C’è anche l’ormai famosa telefonata registrata dal dg dell’Ischia Pino Iodice, mentre parlava con il presidente della Lazio Claudio Lotito, tra gli atti raccolti dalla Procura di Milano nel filone dell’indagine che riguarda l’assegnazione dei diritti Tv del calcio. Conversazione acquisita qualche tempo fa e nella quale il numero uno della squadra biancoceleste e consigliere della Figc diceva, tra le altre cose: “Io quando vado a vendere i diritti televisivi, che abbiamo portato a 1,2 miliardi (…) sono riuscito a mettere d’accordo Sky e Mediaset”.
E proprio in base a questa registrazione, da quanto si è appreso in ambienti giudiziari, inquirenti ed investigatori stanno cercando di mettere a fuoco il ruolo di presunto “negoziatore” che Lotito avrebbe avuto nella gara. Gara che, secondo il procuratore aggiunto Giulia Perrotti e i pm Roberto Pellicano, Giovanni Polizzi e Paolo Filippini, sarebbe stata pilotata a favore di Mediaset da parte di Infront.

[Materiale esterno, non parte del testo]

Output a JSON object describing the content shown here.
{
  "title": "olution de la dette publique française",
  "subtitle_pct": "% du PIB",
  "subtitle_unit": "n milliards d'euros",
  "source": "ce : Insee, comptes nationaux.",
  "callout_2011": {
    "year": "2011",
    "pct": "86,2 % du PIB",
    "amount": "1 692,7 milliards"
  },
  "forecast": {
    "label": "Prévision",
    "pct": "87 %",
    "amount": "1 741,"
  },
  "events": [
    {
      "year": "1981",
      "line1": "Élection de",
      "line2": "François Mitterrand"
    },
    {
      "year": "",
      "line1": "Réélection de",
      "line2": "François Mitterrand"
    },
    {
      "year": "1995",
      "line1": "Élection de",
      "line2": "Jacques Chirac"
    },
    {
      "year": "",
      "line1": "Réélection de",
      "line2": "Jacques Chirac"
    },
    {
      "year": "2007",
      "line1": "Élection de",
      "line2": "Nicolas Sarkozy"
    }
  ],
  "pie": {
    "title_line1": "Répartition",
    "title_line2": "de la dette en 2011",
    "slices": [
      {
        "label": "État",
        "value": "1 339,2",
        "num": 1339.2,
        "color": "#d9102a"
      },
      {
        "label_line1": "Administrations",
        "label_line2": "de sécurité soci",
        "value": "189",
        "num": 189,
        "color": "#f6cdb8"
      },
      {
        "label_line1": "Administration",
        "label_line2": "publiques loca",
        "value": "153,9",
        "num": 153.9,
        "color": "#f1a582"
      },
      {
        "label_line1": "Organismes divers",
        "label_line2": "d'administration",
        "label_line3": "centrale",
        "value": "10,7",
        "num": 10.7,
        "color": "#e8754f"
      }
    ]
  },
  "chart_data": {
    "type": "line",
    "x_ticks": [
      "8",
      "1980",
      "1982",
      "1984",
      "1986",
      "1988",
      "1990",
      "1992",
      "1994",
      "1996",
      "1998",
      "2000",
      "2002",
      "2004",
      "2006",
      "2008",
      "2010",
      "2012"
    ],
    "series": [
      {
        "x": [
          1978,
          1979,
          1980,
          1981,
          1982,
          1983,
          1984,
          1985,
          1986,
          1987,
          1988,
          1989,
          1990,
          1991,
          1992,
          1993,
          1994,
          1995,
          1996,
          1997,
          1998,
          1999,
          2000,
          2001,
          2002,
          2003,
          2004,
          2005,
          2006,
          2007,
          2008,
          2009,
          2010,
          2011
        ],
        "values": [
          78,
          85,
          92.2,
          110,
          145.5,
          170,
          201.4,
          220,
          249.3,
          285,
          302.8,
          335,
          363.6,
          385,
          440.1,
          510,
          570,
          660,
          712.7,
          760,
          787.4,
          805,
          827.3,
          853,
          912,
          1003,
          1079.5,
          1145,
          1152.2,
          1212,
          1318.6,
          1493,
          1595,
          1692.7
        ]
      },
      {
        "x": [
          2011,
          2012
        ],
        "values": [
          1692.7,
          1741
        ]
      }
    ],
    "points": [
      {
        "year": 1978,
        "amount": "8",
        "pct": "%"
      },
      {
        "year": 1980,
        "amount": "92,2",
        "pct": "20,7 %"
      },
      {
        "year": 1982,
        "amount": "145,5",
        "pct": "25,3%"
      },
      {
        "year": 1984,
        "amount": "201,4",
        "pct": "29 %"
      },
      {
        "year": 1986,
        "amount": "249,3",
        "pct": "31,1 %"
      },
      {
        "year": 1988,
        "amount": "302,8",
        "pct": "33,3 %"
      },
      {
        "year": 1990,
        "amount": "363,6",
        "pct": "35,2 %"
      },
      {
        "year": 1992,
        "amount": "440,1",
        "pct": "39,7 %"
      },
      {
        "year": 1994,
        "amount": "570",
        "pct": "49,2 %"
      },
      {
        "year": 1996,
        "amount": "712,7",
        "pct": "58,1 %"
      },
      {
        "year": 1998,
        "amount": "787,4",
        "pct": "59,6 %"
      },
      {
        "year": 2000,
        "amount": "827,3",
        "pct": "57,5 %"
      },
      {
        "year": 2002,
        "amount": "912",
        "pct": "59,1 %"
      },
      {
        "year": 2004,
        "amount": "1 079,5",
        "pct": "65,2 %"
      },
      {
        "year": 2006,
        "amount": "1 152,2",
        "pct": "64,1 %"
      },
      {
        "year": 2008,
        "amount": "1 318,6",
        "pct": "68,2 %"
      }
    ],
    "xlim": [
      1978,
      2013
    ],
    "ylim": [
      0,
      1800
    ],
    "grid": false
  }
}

Per questo ‘capitolo’ il presidente della società che ha fatto da ‘advisor’ nella negoziazione, Marco Bogarelli, e i consiglieri Giuseppe Ciocchetti e Andrea Locatelli, assieme a due dirigenti di Rti, Giorgio Giovetti e Marco Giordani, sono indagati per turbativa d’asta e turbata libertà degli incanti, in relazione all’operazione che si è conclusa tra l’aprile e il maggio scorsi. Un filone, quello sull’affare dei diritti Tv, ancora da approfondire e sviluppare, come viene chiarito in ambiente giudiziari, con indagini su un “network” di soggetti che avrebbero preso accordi e su “incroci” di assetti e partecipazioni societarie.
Si tratta - è bene precisarlo - di un’inchiesta diversa - anche se in qualche modo ‘parallela’ - rispetto a quella condotta dall’Antitrust e iniziata nei mesi scorsi.
Intanto, gli uomini della Guardia di Finanza stanno cominciando ad esaminare le carte sequestrate ed acquisite venerdì scorso, quando i militari si sono presentati con un ordine di esibizione nella sede milanese della Lega Calcio, negli uffici di Rti (gruppo Mediaset), e nelle sedi del Bari e del Genoa, i cui presidenti, Gianluca Paparesta ed Enrico Preziosi, sono indagati, in un secondo filone di indagine, per ostacolo all’attività di vigilanza della Covisoc, la Commissione per la vigilanza e il controllo delle società di calcio.
Le due squadre, una di serie B e l’altra di serie A, tramite operazioni finanziarie anche strutturate all’estero riconducibili a Infront o a Tax and Finance - il cui socio Andrea Baroni è stato arrestato per riciclaggio nelle terza tranche dell’inchiesta - avrebbero ‘rifatto il maquillage’ ai loro bilanci. E ciò, ipotizzano i pm, per far figurare davanti ai controlli della Covisoc un determinato equilibrio finanziario dimostrando in tal modo di rispettare i parametri economici richiesti dalla normativa sulle società calcistiche professionistiche. Il Bari, che era in difficoltà anche per pagare gli stipendi, avrebbe ricevuto da Infront, stando alle indagini, un bonifico di 470mila euro per la sponsorizzazione della sua seconda maglia. Il Genoa, invece, 15 milioni di euro in tre rate. Soldi che sarebbero stati messi a disposizione da Enrico Silva, patron di una società leader della distribuzione a livello mondiale dei diritti Tv (MP & Silva) e sempre da Infront, tramite Tax and Finance.
Comincia intanto qualche presa di distanza da una Infront il cui potere cresce ogni giorno a ogni livello fra calcio e diritti Tv sul calcio (ma anche produzione televisiva in genere, non solo sportiva).
La Serie B sembrerebbe volersi sottrarre a questa situazione, mentre la stessa Infront, intesa come società multinazionale, di recente diventata di proprietà cinese, ha diffuso un comunicato davvero ‘particolare’, spiegando che “la nostra azienda non è ufficialmente sotto inchiesta. La procura di Milano ha aperto (invece; N.d.R.) un’indagine a carico di Marco Bogarelli, Giuseppe Ciocchetti e Andrea Locatelli nostri manager”. Infront rileva poi che “non ha e non ha mai intrattenuto alcun rapporto con la società svizzera di consulenza Tax & Finance e/o con Andrea Baroni”.